Human-AI teaming to improve accuracy and efficiency of eligibility criteria prescreening for oncology trials: a randomized evaluation trial using retrospective electronic health records.
- 2026-02-03
- Nature communications 17(1)
- Ravi B Parikh
- Likhitha Kolla
- Elizabeth A Beothy
- William J Ferrell
- Brenda Laventure
- Matthew Guido
- Anthony Girard
- Yang Li
- Khaled Essam Mahmoud Dosoky
- Karim Tarabishy
- Parth S Patel
- Ayana Andalcio
- Kristin Maloney
- Jose Ulises Mena
- Wael Salloum
- Jinbo Chen
- Ezekiel J Emanuel
- PubMed: 41634037
- DOI: 10.1038/s41467-026-68873-8
Study Design
- Type
- Clinical Trial
- Sample size
- n = 355
- Population
- 355 patients with non-small cell lung or colorectal cancer
- Methods
- randomized noninferiority trial using retrospectively collected clinical charts comparing prescreening by trained research staff alone vs. augmented with a pre-trained language model
- Large Human Trial
- Rigorous Journal
Few adult patients with cancer enroll in oncology clinical trials. A rate-limiting step to trial enrollment is prescreening, involving clinical research staff manually abstracting unstructured health records to identify patients who meet eligibility criteria.

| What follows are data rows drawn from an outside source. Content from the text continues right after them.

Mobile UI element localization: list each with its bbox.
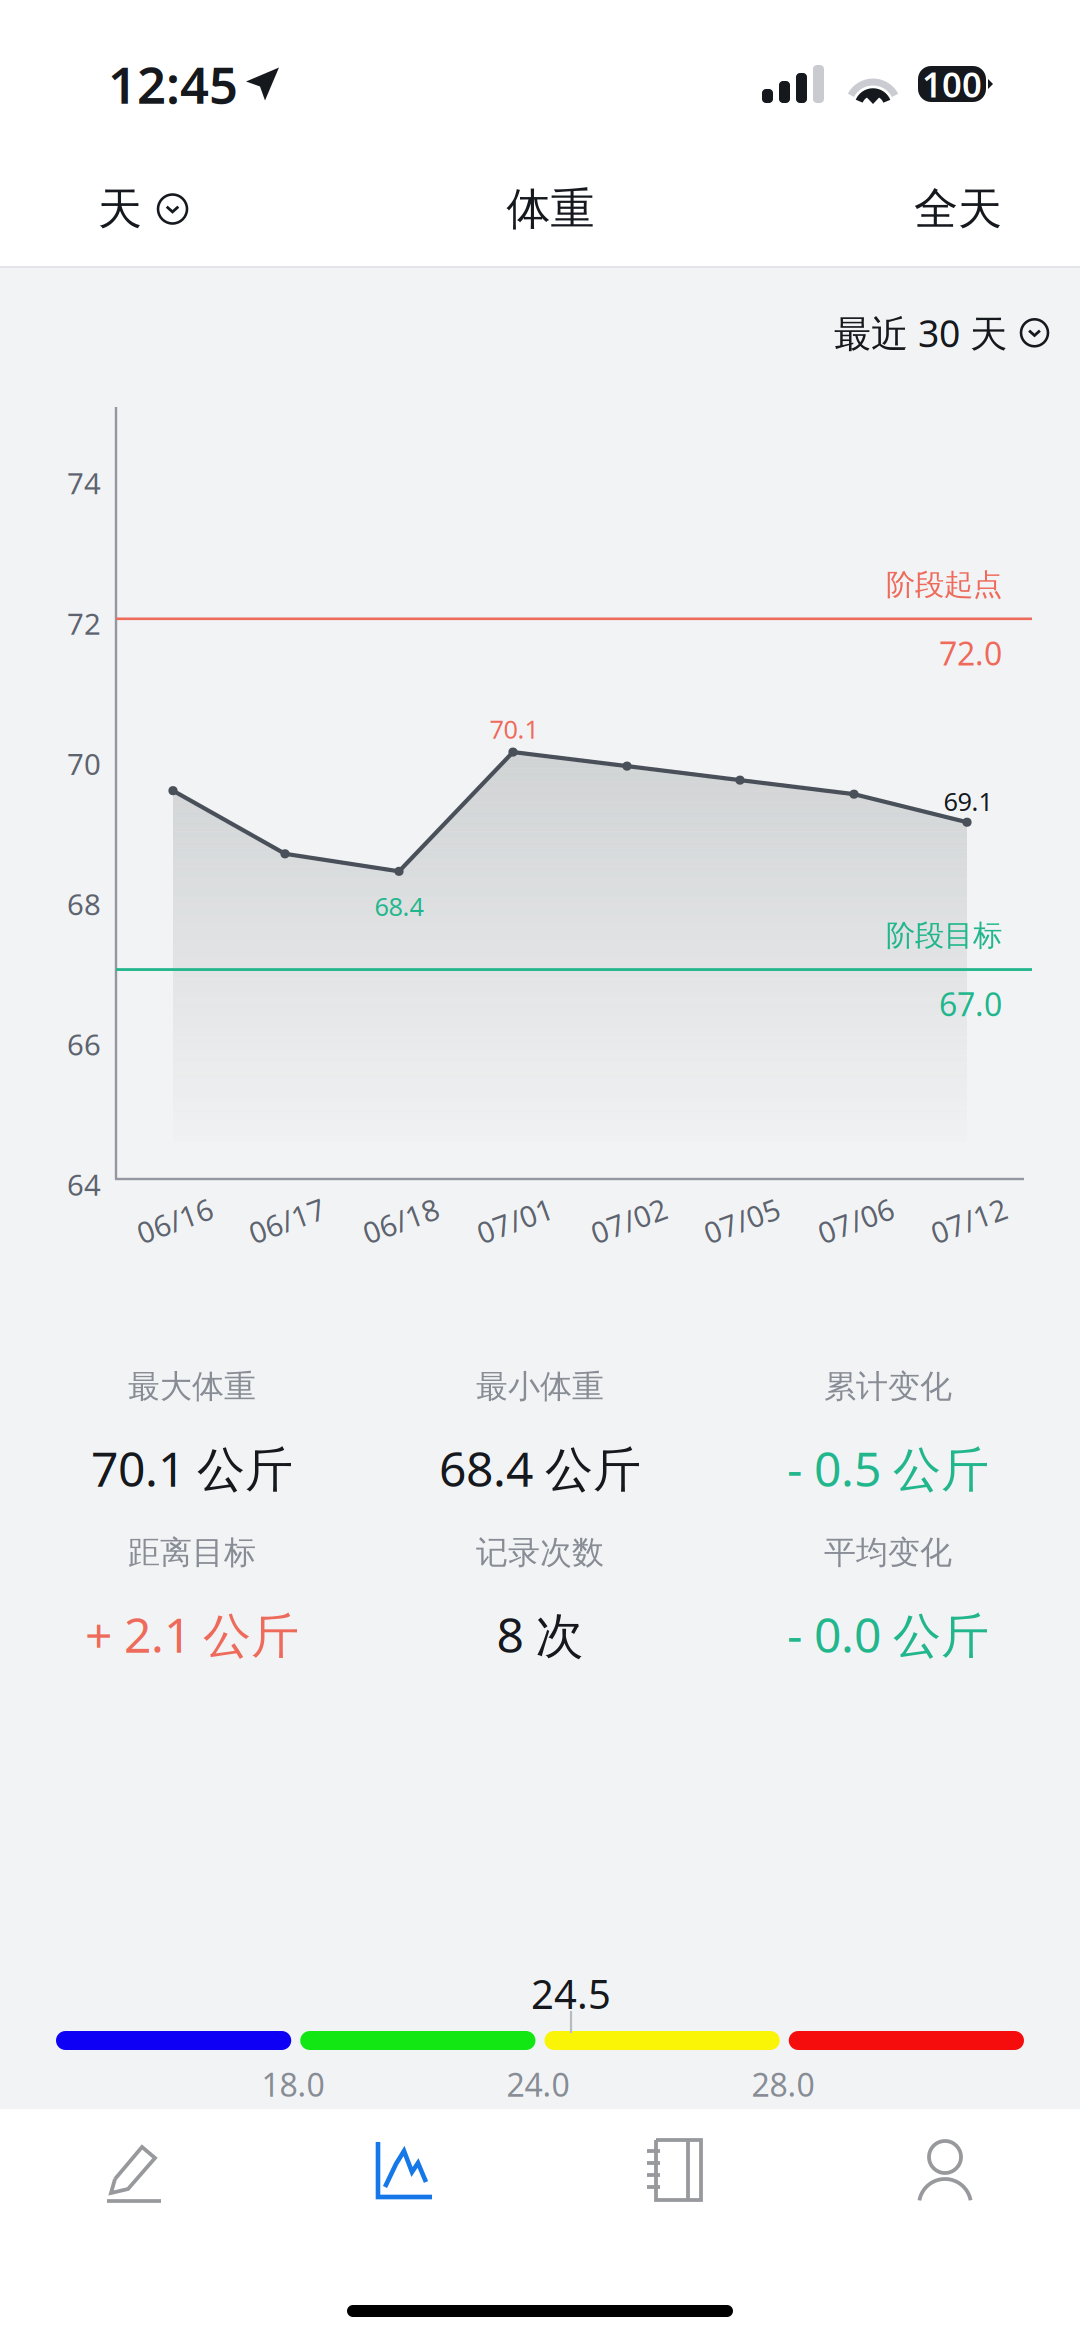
staticText: 最近 30 天 bbox=[834, 308, 1007, 358]
staticText: 07/02 bbox=[590, 1201, 668, 1240]
staticText: 阶段目标 bbox=[886, 918, 1002, 954]
staticText: 70 bbox=[67, 744, 101, 783]
staticText: 体重 bbox=[506, 182, 594, 236]
staticText: 07/12 bbox=[930, 1201, 1008, 1240]
staticText: 74 bbox=[67, 464, 101, 502]
staticText: 64 bbox=[67, 1165, 101, 1204]
staticText: 记录次数 bbox=[476, 1533, 604, 1572]
staticText: 距离目标 bbox=[128, 1533, 256, 1572]
button[interactable]: 全天 bbox=[900, 166, 1016, 252]
staticText: - 0.5 公斤 bbox=[787, 1436, 989, 1500]
staticText: 平均变化 bbox=[824, 1533, 952, 1572]
staticText: 66 bbox=[67, 1025, 101, 1064]
staticText: 07/05 bbox=[702, 1201, 782, 1240]
staticText: 72.0 bbox=[939, 632, 1002, 674]
staticText: 68 bbox=[67, 884, 101, 923]
staticText: 天 bbox=[98, 182, 142, 236]
staticText: 24.0 bbox=[506, 2063, 570, 2106]
staticText: 67.0 bbox=[939, 983, 1002, 1025]
staticText: 06/17 bbox=[248, 1201, 326, 1240]
button[interactable]: 我的 bbox=[810, 2137, 1080, 2205]
button[interactable]: 记录 bbox=[0, 2137, 270, 2205]
staticText: 100 bbox=[922, 61, 982, 107]
button[interactable]: 最近 30 天 bbox=[834, 300, 1048, 366]
staticText: 最大体重 bbox=[128, 1367, 256, 1406]
staticText: 07/01 bbox=[476, 1201, 554, 1240]
staticText: 68.4 公斤 bbox=[439, 1436, 641, 1500]
staticText: 07/06 bbox=[816, 1201, 896, 1240]
button[interactable]: 日记 bbox=[540, 2137, 810, 2205]
staticText: - 0.0 公斤 bbox=[787, 1602, 989, 1666]
staticText: 最小体重 bbox=[476, 1367, 604, 1406]
button[interactable]: 天 bbox=[84, 166, 201, 252]
staticText: 06/18 bbox=[362, 1201, 440, 1240]
staticText: 72 bbox=[67, 604, 101, 643]
staticText: 24.5 bbox=[531, 1967, 611, 2020]
staticText: 06/16 bbox=[136, 1201, 214, 1240]
staticText: 阶段起点 bbox=[886, 567, 1002, 603]
staticText: 68.4 bbox=[374, 889, 424, 923]
staticText: 全天 bbox=[914, 182, 1002, 236]
staticText: 69.1 bbox=[944, 784, 992, 818]
staticText: 28.0 bbox=[752, 2063, 814, 2106]
staticText: 12:45 bbox=[108, 50, 238, 118]
staticText: + 2.1 公斤 bbox=[85, 1602, 299, 1666]
staticText: 累计变化 bbox=[824, 1367, 952, 1406]
staticText: 70.1 公斤 bbox=[91, 1436, 293, 1500]
button[interactable]: 图表 bbox=[270, 2139, 540, 2203]
staticText: 8 次 bbox=[496, 1602, 584, 1666]
staticText: 18.0 bbox=[262, 2063, 324, 2106]
staticText: 70.1 bbox=[490, 712, 538, 746]
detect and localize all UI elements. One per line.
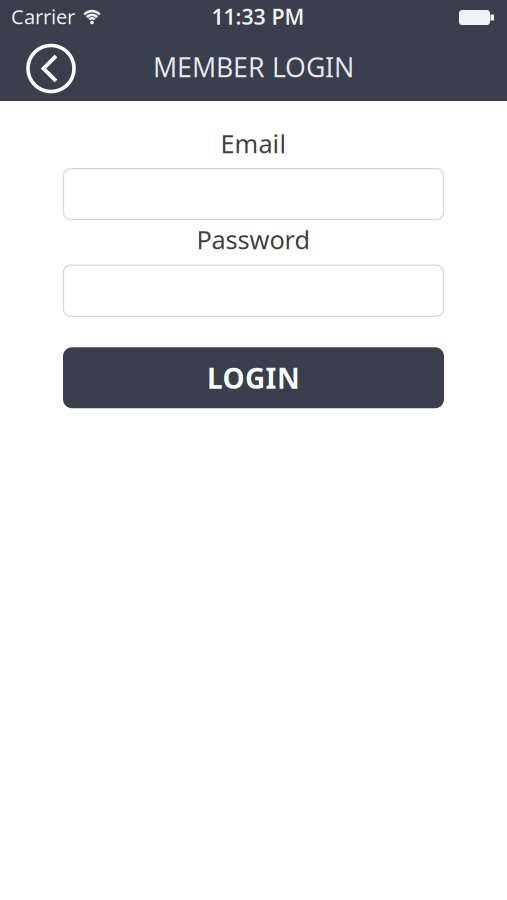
staticText: LOGIN [207, 359, 300, 396]
staticText: Carrier [11, 3, 75, 30]
staticText: Password [196, 223, 310, 256]
staticText: MEMBER LOGIN [153, 49, 354, 85]
staticText: Email [220, 126, 286, 160]
button[interactable]: LOGIN [63, 347, 444, 408]
button[interactable]: Back [26, 42, 76, 92]
staticText: 11:33 PM [212, 2, 304, 31]
button[interactable]: Email [64, 169, 444, 220]
button[interactable]: Password [64, 265, 444, 316]
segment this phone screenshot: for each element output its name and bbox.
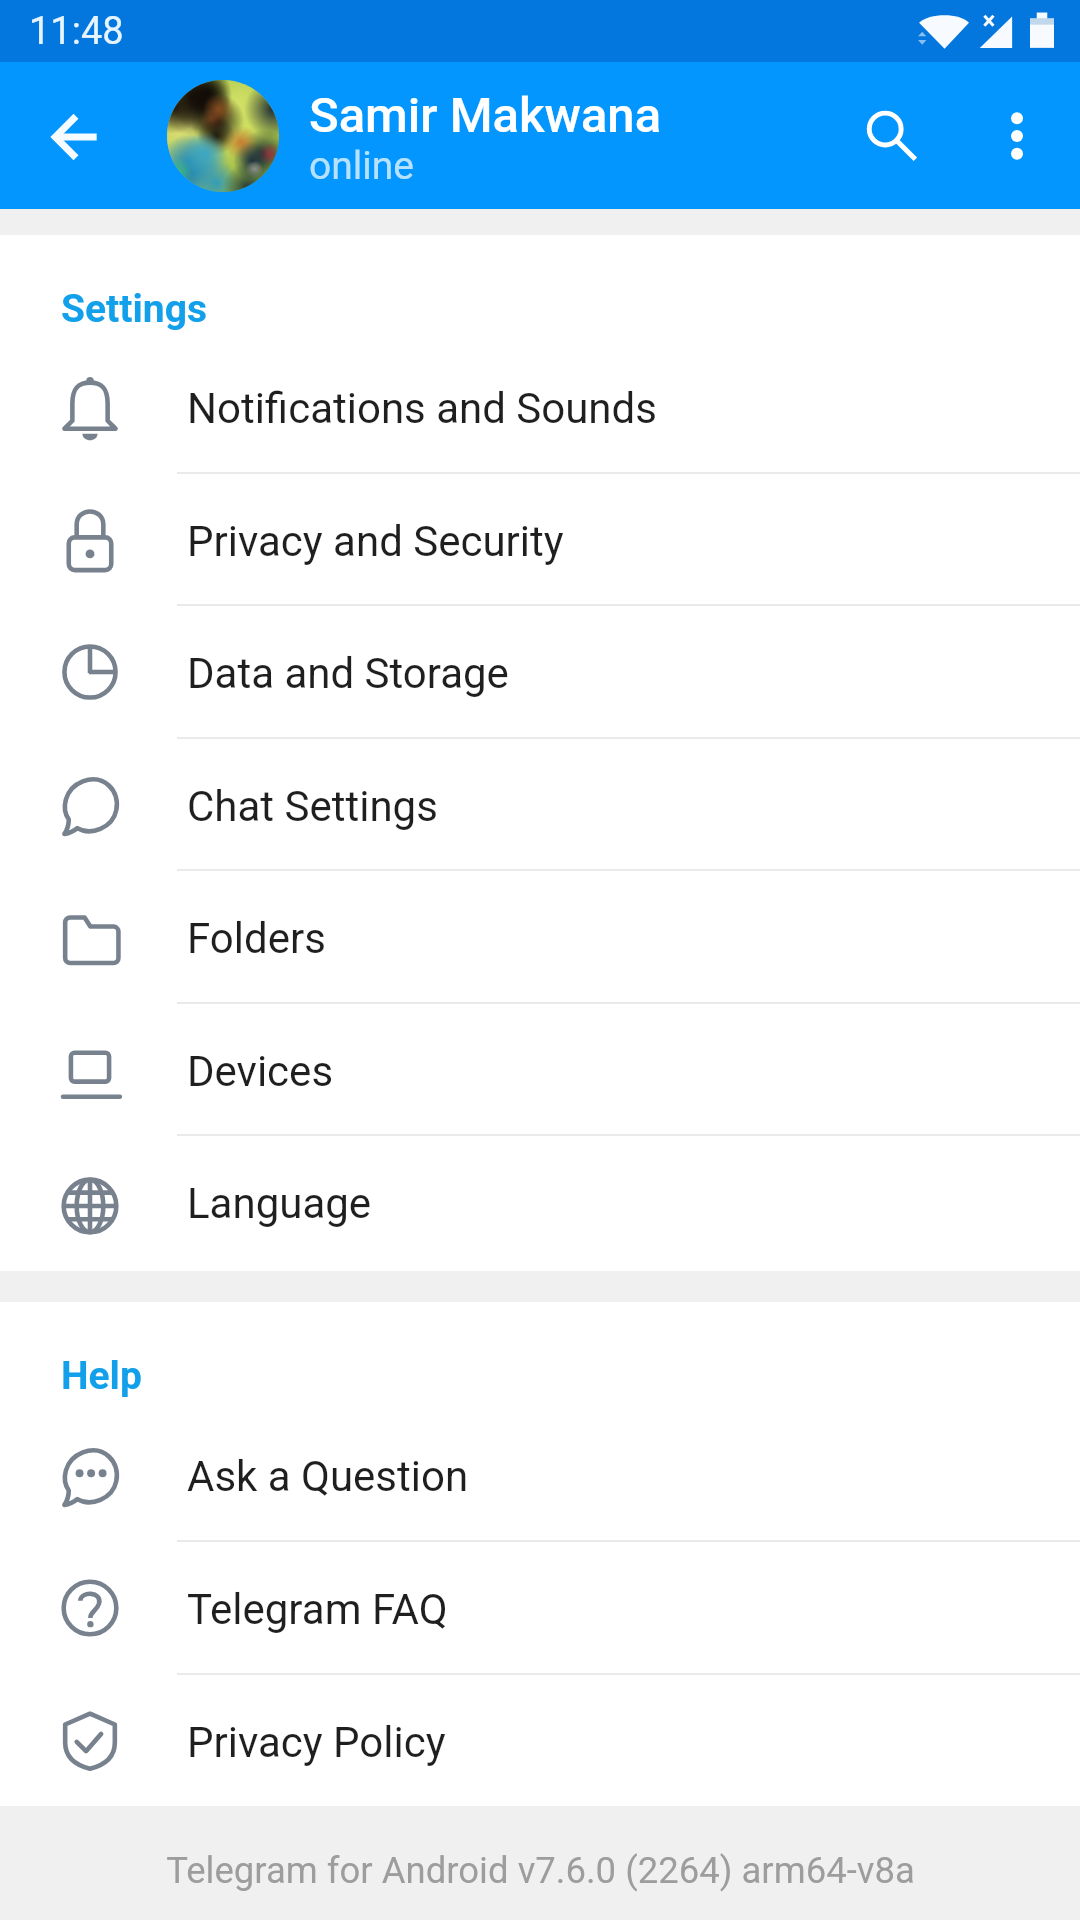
staticText: Privacy and Security (187, 517, 564, 566)
button[interactable]: Language (0, 1135, 1080, 1268)
button[interactable]: Profile photo (167, 80, 279, 192)
button[interactable]: Data and Storage (0, 605, 1080, 738)
button[interactable]: Search (836, 81, 946, 191)
button[interactable]: Telegram FAQ (0, 1541, 1080, 1674)
staticText: Settings (61, 286, 207, 332)
staticText: Data and Storage (187, 649, 509, 698)
staticText: Language (187, 1179, 372, 1228)
staticText: Chat Settings (187, 782, 438, 831)
button[interactable]: Privacy and Security (0, 473, 1080, 605)
button[interactable]: Back (16, 62, 136, 209)
button[interactable]: Chat Settings (0, 738, 1080, 870)
staticText: Devices (187, 1047, 334, 1096)
button[interactable]: Folders (0, 870, 1080, 1003)
staticText: Notifications and Sounds (187, 384, 657, 433)
staticText: Samir Makwana (309, 87, 662, 144)
staticText: Telegram FAQ (187, 1585, 448, 1634)
staticText: Privacy Policy (187, 1718, 446, 1767)
staticText: online (309, 143, 414, 189)
staticText: Folders (187, 914, 326, 963)
button[interactable]: Ask a Question (0, 1408, 1080, 1541)
staticText: Ask a Question (187, 1452, 469, 1501)
button[interactable]: Notifications and Sounds (0, 340, 1080, 473)
button[interactable]: More options (962, 81, 1072, 191)
staticText: Telegram for Android v7.6.0 (2264) arm64… (166, 1849, 915, 1892)
button[interactable]: Devices (0, 1003, 1080, 1135)
staticText: 11:48 (29, 9, 124, 54)
staticText: Help (61, 1353, 142, 1399)
button[interactable]: Privacy Policy (0, 1674, 1080, 1806)
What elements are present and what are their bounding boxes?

Prescreening is time-consuming, labor-intensive, and prone to human error, resulting in under-identification of eligible patients. Neurosymbolic AI language models may approximate or improve the accuracy of prescreening through automated abstraction of enrollment criteria from longitudinal unstructured patient charts. We conduct a randomized noninferiority trial using retrospectively collected clinical charts to compare the accuracy and efficiency of prescreening by trained research staff alone (Human-alone) vs. augmented with a pre-trained language model (Human+AI), among a cohort of 355 patients with non-small cell lung or colorectal cancer. Sample size is determined from analyses of a preliminary dataset as well as a prespecified, interim dataset of 74 charts. Chart-level accuracy, the primary endpoint of Human+AI prescreening is noninferior and superior to Human-alone (76.5% vs. 71.1%). However, efficiency is unchanged with similar average time per chart review, the secondary endpoint, (37.4 vs. 37.8 min). AI-assisted abstraction most improves accuracy for biomarker, staging, and response criteria. Performance is limited in some domains due to automation bias. Although improvements are modest, this large randomized trial evaluating a human-AI framework for oncology prescreening shows that AI language models can approximate and augment human-driven prescreening to enhance identification of trial-eligible patients, potentially increasing enrollment. The trial is registered on ClinicialTrials.gov (NCT06561217).